I listen to the gentle murmuring voice
Of our city, awake despite the hour
And I linger, unwilling to return
To the television world inside — droolingmonkey

Wednesday, February 21, 2007

mission completed


My mission is completed.Yesterday I had to take my sweet baby James back to hospital because his pain levels increased too much and he was distressed and uncomfortable.He wasnt conscious but he was in stress and I couldnt bear to see my beautiful lover suffering.We rode the ambulance back to the hospital with my dear friend Kathy.On the way he started getting agitated again so I had the ambulance stop while I gave him a shot which I have been doing every hour for 3 days.Im exhausted and he needed to be knocked out so hes not suffering.Pre death is a very hard experience.The body fights with all the organs fighting for a life which is already over.Tonight I have come home with my girls..Kathy whos come 80 miles and Robbie who has come 4 hrs drive and they are camped on my floor,never leaving me for a second.I feel safe.James has a special watching him 24/7 because the doctor forbid me to sleep there another night.He said Im exhausted and he reminded me that I have to still get through the funeral and the pain yet so my girls came up to get me from the hospital and bought me home.They cooked me some steak and salad to keep my strength...Weve had a glass of wine and toasted to a wonderful man ...a man who loves me and lived for me..who would bring me home jewels and flowers and delighted to see me with a smile on my face.All James wanted to do was to please me and make my face smile.and all I wanted was to kiss him and love him.Cori and her friends used to tell us to "get a room"...we couldnt get enough of each other.Life was short but we made the most of every day.
Every fibre of my being wants to drive back to the hospital but I need to rest my body for the next step and James is well cared for.I was at the hospital for 6am til 8pm..my girls came to get me and spend time with James...Goodbye is not enough..Its farewell my friend.James is a rebel..he was at the beginning and his bodys fighting to the end.God is with him.Hes at peace and hes loved...Have some nice dreams my sweet baby James..see you later.
Thanks for the ride Baby....I owe ya one:)

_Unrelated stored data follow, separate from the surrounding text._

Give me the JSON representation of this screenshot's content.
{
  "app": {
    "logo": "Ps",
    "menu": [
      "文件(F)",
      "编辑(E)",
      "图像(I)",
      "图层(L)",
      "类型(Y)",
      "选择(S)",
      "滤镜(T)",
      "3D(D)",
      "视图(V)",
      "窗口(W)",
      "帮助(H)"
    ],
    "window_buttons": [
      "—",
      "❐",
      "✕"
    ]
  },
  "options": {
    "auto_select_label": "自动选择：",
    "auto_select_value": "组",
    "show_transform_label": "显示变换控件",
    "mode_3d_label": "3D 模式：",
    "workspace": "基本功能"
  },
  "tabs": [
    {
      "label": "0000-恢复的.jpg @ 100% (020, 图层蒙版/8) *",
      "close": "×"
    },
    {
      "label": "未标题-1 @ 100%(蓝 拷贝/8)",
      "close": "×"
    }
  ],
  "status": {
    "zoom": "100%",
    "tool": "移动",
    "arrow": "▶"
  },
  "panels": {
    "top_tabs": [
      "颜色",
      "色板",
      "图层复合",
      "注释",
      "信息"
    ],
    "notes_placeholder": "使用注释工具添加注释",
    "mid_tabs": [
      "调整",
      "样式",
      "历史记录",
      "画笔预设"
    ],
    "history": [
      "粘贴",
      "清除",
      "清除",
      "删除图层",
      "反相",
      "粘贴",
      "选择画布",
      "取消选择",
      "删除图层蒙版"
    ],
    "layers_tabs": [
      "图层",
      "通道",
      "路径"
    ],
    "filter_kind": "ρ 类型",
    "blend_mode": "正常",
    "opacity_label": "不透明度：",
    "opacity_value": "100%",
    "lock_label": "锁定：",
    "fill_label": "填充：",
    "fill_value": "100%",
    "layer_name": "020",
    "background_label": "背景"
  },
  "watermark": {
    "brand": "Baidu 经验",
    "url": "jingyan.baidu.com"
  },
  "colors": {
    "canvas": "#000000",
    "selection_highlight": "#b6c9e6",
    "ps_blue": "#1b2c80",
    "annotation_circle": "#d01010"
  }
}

posted by butterflies @ 12:08 AM

13 Comments:

At 1:44 AM, Blogger Louisiana said...

I'm so grateful for those two wonderful girls in your life. How beautiful how they are there to love you and help. I'm so, so glad you have them...

I love every word you ever wrote of your love. How you described how it is and how it was done. It is something that not often is seen or even heard of.

You are right, it is not goodbye but see ya later..

I'm glad you ate. I hope you sleep and dream in joy...

We love you and continue to pray. Our hearts are very much with you. God Bless you all...

 
At 2:45 AM, Blogger Moobear said...

As a friend I should have the right words, but I don't. Just know the Lord is with you during this transition and yes we never say goodbye. My love, thoughts and prayers are with you. Much love to you all from me.

Claudia

 
At 3:23 AM, Blogger Oklahoma Girl said...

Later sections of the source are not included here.